選ばれなかった未来にいるアナタへ
選ばれなかった未来にいるアナタへ
ワタシがあの時、選ばれなかった未来の方にいるアナタ、お元気ですか?
ワタシは、というわけで、選ばれた方の未来を向かっているのですが、選ばれなかったアナタのことを時々憶い出します。
季節は秋めいてきて、こちらは夜が長くなってきました。いかがお過ごしですか?
あるいは選ばれなかったわけですから、同じ季節を過ごしてないのかな?
それともアナタはそもそも存在していないのかな。
でも同様に、アナタが、その時、選ばれなかった未来の方にいるワタシ、そんなワタシですけど、今少なくとも存在はしていて、うまく行ってるかはともかく、ぼちぼちやってはいます。
きっと選ばれなかった未来の方にいるアナタも、きっとそんな彼方で、ぼちぼちやっているのでしょう。

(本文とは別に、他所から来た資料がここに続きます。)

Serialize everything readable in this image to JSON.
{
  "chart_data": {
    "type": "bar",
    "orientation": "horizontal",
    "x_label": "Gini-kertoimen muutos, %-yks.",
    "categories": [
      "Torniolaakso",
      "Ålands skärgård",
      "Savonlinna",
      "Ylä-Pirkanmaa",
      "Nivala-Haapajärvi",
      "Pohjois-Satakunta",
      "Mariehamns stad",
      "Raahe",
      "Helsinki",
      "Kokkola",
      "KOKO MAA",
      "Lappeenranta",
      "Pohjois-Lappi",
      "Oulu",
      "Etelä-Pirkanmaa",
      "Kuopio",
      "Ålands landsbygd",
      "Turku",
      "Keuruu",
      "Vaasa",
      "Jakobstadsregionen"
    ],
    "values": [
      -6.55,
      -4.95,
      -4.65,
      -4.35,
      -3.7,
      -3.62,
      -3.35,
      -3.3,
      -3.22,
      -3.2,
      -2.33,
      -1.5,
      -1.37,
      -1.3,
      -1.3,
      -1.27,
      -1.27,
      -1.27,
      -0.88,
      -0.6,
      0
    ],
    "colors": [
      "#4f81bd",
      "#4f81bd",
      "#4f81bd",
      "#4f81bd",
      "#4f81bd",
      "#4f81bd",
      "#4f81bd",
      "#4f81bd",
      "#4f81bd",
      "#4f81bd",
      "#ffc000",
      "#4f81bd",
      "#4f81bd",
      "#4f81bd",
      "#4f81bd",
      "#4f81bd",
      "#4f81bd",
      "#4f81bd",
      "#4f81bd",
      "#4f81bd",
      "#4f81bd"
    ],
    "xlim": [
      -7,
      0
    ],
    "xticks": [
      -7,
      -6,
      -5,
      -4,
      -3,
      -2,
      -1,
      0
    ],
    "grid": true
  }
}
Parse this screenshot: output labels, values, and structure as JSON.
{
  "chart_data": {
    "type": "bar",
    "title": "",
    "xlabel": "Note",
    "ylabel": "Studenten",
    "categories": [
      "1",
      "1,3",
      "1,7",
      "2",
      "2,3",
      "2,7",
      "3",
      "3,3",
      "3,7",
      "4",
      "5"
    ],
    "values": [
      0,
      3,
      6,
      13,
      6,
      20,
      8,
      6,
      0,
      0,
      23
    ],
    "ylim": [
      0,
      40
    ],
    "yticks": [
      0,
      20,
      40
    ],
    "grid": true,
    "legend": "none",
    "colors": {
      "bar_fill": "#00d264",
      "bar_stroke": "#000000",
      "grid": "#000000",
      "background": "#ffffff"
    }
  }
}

分岐点はその瞬間無数にあるとはいえ、「あの時こうしていれば」的なこうなってなかった未来を時たま想像したりします。
でも今と違う方を選んでいたとして、そしてやってる行動は今と違っていたとしても、結局それでも選ばれなかった未来の方を時たまやっぱり想像してるんだろうなあ、とは想像できたりもします。
アナタが選ばなかった方のワタシと、ワタシが選ばなかった方のアナタは、そんな想像をしながら、別々に交わらない二人として、きっとこの秋めいてきた夜のしじまに、その夜の深さの中で、そんなふうに相手のことをふと憶い出してしまうのでしょうね。
そんなアナタとの未来に、ふと懐かしさを感じたりもします。
不思議ですね、未来なのに、懐かしいだなんて。
やってこなかった未来なのに。
選ばれなかった方のアナタなのに。